Mathematics and games, again

OK, I’ve had a chance to get back to wrestling with Sec. 108 of the Big Typescript. So here’s a draft handout for the first seminar of term — mostly for third year undergrads and beginning post-grads (so this is neither very detailed nor very sophisticated; but I hope it is at least comprehensible and will provoke some discussion). Comments very welcome though!

4 thoughts on “Mathematics and games, again”

  1. Surely if we’re talking Wittgenstein, there can’t be anything such as being competitve or having a winner that’s true of all games, and instead there has to be only a “family resemblance” among games.

    (Perhaps some triviality is true of all games – perhaps (guessing) they’re all activities of some sort, or are called a game at least in some language by somebody somewhere, but nothing more “interesting”.)

  2. Christopher F. S. Maligec

    Perhaps the difference could be ascribed to objective.
    A non-negative fragment better serves the commercial and day-to-day arithmetical purposes that an abacus was designed for, as a fuller system would overgenerate propositions of no relevance. The same fragment, however, is incomplete with respect to a logical theory of arithmetic and fails to achieve its objectives.

    I have a question about the definition of a game. Do all games require competition with criteria for a winner(s) (e.g. the first to obtain the winning state, the player with the largest payoff or the least loss)? Are single -player games really games? (Is solitaire a game or really a problem to be solved?)

    Or are games those activities the main purpose of which is to achieve entertainment? In that case “the first to prove a new theorem or to invent a new machine” would be games even though they produce mathematics or a practical new machine as a by-product.

    P.S. Would this be correct:
    Propositions take on truth values whereas moves take on “good” values? Where a good move is one that increases the chances of winning and a bad one is one that reduces or does nothing to the chances of winning.

  3. I agree with the drift of these remarks. We could envisage a use of an abacus-frame where there was an analogue of negations; and of course we can envisage negation-free fragment of arithmetic. The question is what makes the difference between practices with and without negation. And just saying it is “application” in deriving new non-arithmetical propositions from old ones. For both types of practice could be used for that.

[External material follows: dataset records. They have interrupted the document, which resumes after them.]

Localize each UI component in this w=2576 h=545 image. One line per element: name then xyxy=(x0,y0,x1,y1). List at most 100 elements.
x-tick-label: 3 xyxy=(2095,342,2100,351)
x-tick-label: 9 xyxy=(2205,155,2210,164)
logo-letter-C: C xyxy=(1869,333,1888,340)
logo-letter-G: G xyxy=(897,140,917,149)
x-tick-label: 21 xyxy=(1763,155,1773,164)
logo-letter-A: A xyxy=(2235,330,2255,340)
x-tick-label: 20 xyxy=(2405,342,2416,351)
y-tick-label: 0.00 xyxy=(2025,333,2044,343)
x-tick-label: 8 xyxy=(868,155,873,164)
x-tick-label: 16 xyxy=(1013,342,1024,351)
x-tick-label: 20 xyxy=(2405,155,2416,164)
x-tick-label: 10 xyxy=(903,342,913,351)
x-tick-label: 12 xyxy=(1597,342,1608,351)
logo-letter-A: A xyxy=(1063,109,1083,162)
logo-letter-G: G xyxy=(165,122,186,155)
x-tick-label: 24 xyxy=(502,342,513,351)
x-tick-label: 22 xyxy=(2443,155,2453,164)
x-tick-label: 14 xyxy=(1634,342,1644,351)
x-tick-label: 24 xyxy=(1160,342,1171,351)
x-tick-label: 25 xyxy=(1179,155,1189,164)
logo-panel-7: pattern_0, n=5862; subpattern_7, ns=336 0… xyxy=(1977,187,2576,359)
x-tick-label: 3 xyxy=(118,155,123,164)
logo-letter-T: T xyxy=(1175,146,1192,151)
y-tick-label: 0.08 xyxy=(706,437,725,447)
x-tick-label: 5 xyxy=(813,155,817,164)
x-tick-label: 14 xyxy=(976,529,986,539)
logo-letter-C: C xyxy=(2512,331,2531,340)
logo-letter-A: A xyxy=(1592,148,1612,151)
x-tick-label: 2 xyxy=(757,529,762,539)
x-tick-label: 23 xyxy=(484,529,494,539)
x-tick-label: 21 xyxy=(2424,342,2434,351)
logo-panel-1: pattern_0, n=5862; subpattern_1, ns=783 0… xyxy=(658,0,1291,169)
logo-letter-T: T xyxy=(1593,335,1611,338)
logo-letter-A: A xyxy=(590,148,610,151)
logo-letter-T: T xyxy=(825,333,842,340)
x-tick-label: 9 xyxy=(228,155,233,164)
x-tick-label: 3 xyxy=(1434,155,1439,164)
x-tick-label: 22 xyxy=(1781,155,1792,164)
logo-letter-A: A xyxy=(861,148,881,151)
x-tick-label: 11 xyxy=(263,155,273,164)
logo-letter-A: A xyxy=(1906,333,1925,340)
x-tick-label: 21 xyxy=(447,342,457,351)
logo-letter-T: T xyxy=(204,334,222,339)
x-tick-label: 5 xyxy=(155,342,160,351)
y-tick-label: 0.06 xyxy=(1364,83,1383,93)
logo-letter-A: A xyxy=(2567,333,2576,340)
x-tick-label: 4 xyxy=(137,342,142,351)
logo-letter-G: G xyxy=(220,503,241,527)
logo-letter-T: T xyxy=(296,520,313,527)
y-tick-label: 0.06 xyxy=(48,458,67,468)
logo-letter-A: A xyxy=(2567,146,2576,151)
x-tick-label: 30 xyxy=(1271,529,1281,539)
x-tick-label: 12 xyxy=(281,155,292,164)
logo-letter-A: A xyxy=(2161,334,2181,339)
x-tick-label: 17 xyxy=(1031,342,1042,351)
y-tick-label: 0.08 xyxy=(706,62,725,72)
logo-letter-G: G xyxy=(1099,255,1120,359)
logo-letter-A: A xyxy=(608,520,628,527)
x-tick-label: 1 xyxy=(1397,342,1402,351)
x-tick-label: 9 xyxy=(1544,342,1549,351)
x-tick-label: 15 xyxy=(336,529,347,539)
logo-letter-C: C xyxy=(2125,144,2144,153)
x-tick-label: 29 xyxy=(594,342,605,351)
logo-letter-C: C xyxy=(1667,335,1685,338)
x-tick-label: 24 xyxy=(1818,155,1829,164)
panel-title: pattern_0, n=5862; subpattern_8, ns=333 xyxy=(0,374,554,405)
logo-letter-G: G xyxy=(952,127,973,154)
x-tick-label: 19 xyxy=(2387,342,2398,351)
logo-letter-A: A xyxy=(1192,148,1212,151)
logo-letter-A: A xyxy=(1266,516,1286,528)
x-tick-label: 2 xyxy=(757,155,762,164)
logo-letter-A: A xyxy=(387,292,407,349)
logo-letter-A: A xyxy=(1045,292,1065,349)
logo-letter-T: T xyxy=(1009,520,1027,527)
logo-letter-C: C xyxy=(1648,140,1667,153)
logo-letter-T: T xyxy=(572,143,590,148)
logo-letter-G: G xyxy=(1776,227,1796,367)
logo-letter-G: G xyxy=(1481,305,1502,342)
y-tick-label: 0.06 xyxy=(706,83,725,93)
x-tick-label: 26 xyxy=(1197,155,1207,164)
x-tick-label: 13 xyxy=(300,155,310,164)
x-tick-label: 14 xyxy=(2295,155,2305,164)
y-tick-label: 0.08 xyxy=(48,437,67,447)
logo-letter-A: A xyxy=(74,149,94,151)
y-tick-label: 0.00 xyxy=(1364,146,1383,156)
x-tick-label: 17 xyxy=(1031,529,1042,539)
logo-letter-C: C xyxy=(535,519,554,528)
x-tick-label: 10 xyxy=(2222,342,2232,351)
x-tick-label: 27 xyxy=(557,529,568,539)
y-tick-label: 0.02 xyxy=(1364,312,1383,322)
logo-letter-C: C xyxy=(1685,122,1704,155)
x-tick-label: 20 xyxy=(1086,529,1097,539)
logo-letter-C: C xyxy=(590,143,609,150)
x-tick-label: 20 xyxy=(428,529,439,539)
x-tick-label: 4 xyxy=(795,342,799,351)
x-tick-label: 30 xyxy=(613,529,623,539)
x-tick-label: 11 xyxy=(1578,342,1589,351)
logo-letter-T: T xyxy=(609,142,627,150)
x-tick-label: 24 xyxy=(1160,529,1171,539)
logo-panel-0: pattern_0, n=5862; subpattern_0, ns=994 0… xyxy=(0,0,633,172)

  4. Christopher F. S. Maligec

    An abacus is designed for practical calculation and not for logical propositions about arithmetic. The difference is that the latter allows for negation, with the corresponding symbol, and the former doesn’t. To adapt, one only needs to allow for a negating operation on an abacus. For example, add a new “negation row” such that a “negative” bead is moved from right to left if an incorrect move has been made in the rows for numbers. Then, 3+4=8 would have one negative bead on the negation row and the end result is a true proposition. In the case of multiple negations, every two negative beads cancel out. An example, “3+4=7 with one negative bead” is false, but the movement of the negative bead was incorrect, so a second negative bead is moved to note this and the two cancel out, leaving the correct proposition.

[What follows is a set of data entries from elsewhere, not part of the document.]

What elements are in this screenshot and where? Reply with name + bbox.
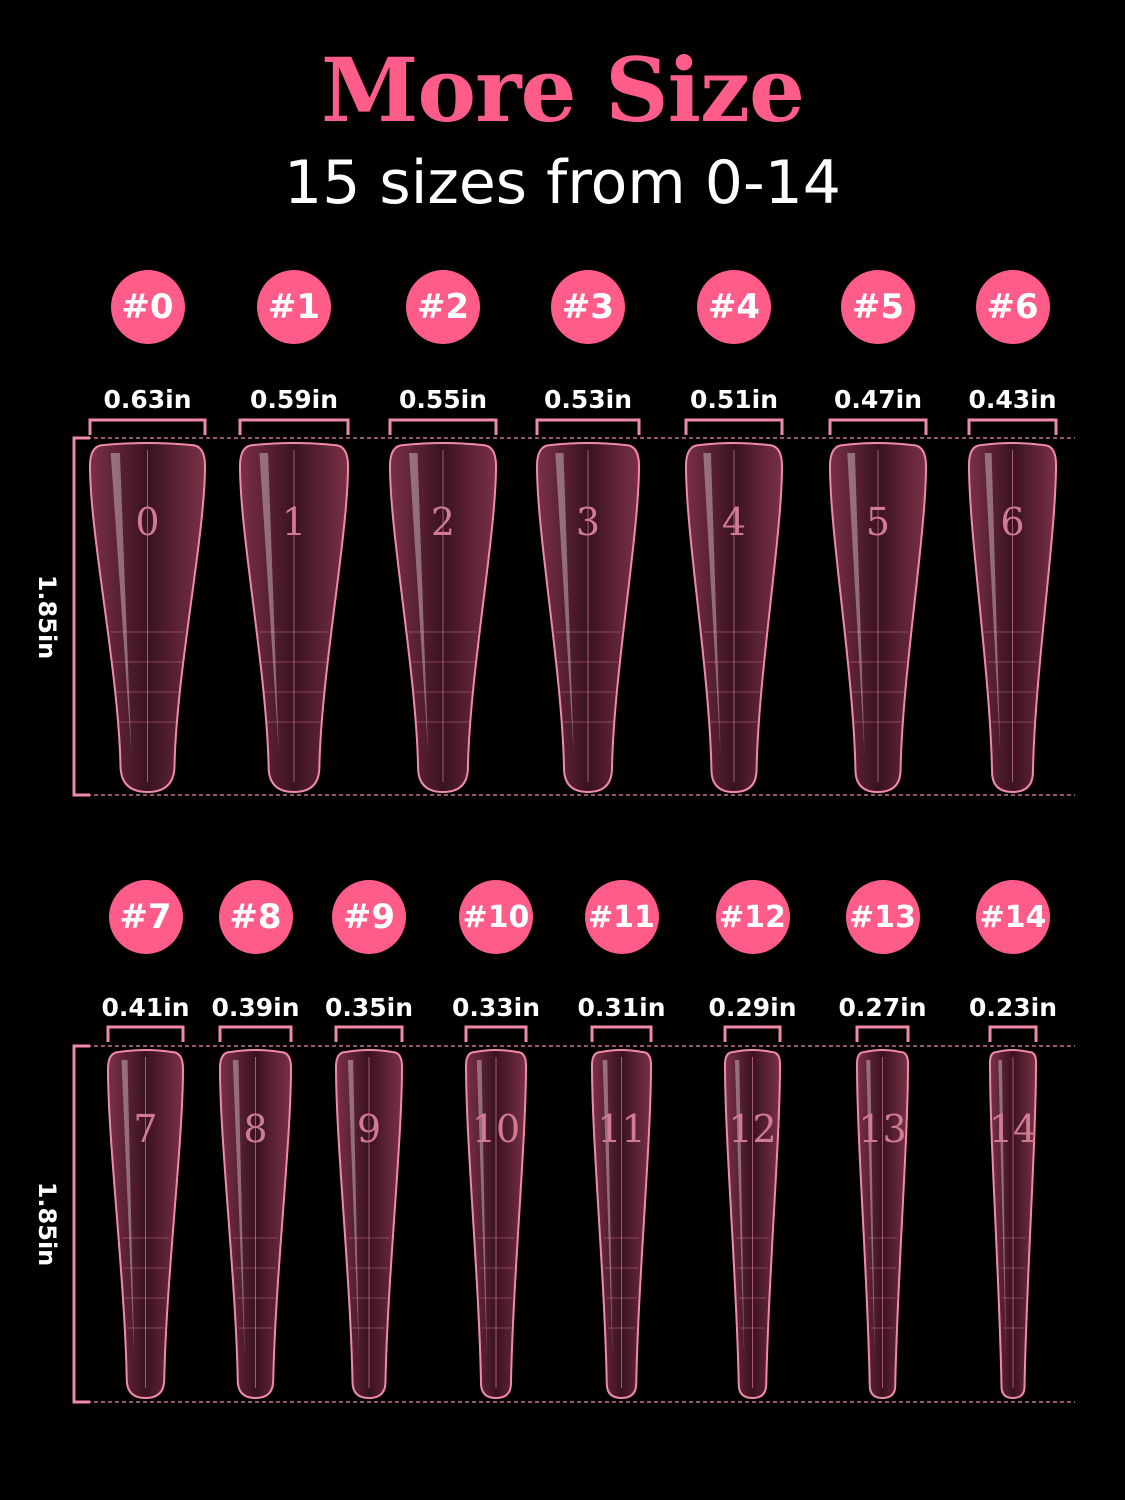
size-badge: #13 xyxy=(845,880,920,954)
length-bracket xyxy=(72,436,90,797)
size-badge: #14 xyxy=(976,880,1050,954)
width-label: 0.41in xyxy=(101,993,190,1022)
size-badge: #12 xyxy=(715,880,790,954)
width-bracket xyxy=(106,1025,185,1042)
size-badge: #9 xyxy=(332,880,406,954)
nail-highlight xyxy=(110,453,132,752)
nail-number: 6 xyxy=(1000,500,1024,544)
nail-highlight xyxy=(259,453,279,752)
width-label: 0.59in xyxy=(249,385,339,414)
length-label: 1.85in xyxy=(33,574,61,659)
nail-highlight xyxy=(847,453,865,752)
nail-number: 8 xyxy=(243,1107,267,1151)
size-badge: #0 xyxy=(110,270,185,344)
nail-highlight xyxy=(703,453,721,752)
size-badge: #10 xyxy=(459,880,533,954)
width-label: 0.23in xyxy=(968,993,1058,1022)
size-badge: #5 xyxy=(841,270,915,344)
width-label: 0.55in xyxy=(398,385,488,414)
width-bracket xyxy=(334,1025,404,1042)
size-badge: #1 xyxy=(257,270,331,344)
nail-highlight xyxy=(476,1060,487,1358)
width-label: 0.31in xyxy=(577,993,666,1022)
nail-number: 14 xyxy=(989,1107,1037,1151)
nail-number: 7 xyxy=(133,1107,157,1151)
nail-number: 12 xyxy=(728,1107,776,1151)
nail-highlight xyxy=(998,1060,1007,1358)
nail-highlight xyxy=(602,1060,613,1358)
nail-highlight xyxy=(409,453,429,752)
size-badge: #2 xyxy=(406,270,480,344)
width-label: 0.29in xyxy=(708,993,797,1022)
width-bracket xyxy=(988,1025,1038,1042)
width-bracket xyxy=(684,418,784,435)
width-bracket xyxy=(464,1025,528,1042)
width-bracket xyxy=(967,418,1058,435)
nail-number: 3 xyxy=(576,500,600,544)
nail-number: 4 xyxy=(722,500,746,544)
width-label: 0.47in xyxy=(833,385,923,414)
nail-number: 1 xyxy=(282,500,306,544)
width-bracket xyxy=(238,418,350,435)
width-bracket xyxy=(590,1025,653,1042)
size-badge: #3 xyxy=(551,270,625,344)
width-bracket xyxy=(855,1025,910,1042)
width-label: 0.43in xyxy=(968,385,1057,414)
width-bracket xyxy=(88,418,207,435)
size-badge: #8 xyxy=(218,880,293,954)
width-label: 0.53in xyxy=(543,385,633,414)
width-label: 0.51in xyxy=(689,385,779,414)
subtitle: 15 sizes from 0-14 xyxy=(284,148,841,218)
nail-highlight xyxy=(121,1060,135,1358)
nail-highlight xyxy=(347,1060,360,1358)
nail-number: 5 xyxy=(866,500,890,544)
size-badge: #4 xyxy=(697,270,771,344)
title: More Size xyxy=(320,38,805,142)
length-label: 1.85in xyxy=(33,1181,61,1267)
nail-highlight xyxy=(232,1060,245,1358)
size-badge: #11 xyxy=(584,880,659,954)
width-bracket xyxy=(535,418,641,435)
nail-highlight xyxy=(866,1060,875,1358)
width-bracket xyxy=(723,1025,782,1042)
width-label: 0.63in xyxy=(103,385,192,414)
nail-number: 11 xyxy=(597,1107,645,1151)
nail-number: 0 xyxy=(135,500,159,544)
width-label: 0.35in xyxy=(324,993,414,1022)
size-badge: #7 xyxy=(108,880,183,954)
nail-number: 10 xyxy=(472,1107,520,1151)
nail-number: 9 xyxy=(357,1107,381,1151)
nail-highlight xyxy=(984,453,1001,752)
nail-highlight xyxy=(555,453,574,752)
width-bracket xyxy=(828,418,928,435)
nail-highlight xyxy=(734,1060,745,1358)
width-label: 0.33in xyxy=(451,993,541,1022)
length-bracket xyxy=(72,1044,90,1404)
width-bracket xyxy=(218,1025,293,1042)
nail-number: 2 xyxy=(431,500,455,544)
width-bracket xyxy=(388,418,498,435)
width-label: 0.39in xyxy=(211,993,300,1022)
width-label: 0.27in xyxy=(838,993,927,1022)
nail-number: 13 xyxy=(858,1107,906,1151)
size-badge: #6 xyxy=(975,270,1050,344)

    Similarly, if negation and its symbol were elininated from the logic of arithmetic, you would have the same problem as with the original abacus.

    In short, the use of an abacus or graphic symbols doesn’t matter; what matters is the abstract system being represented (or “embodied”). If the abstract system is geared toward practical, numerical calculation, then it wouldn’t have negation, and if it were geared toward a logical number theory, it would.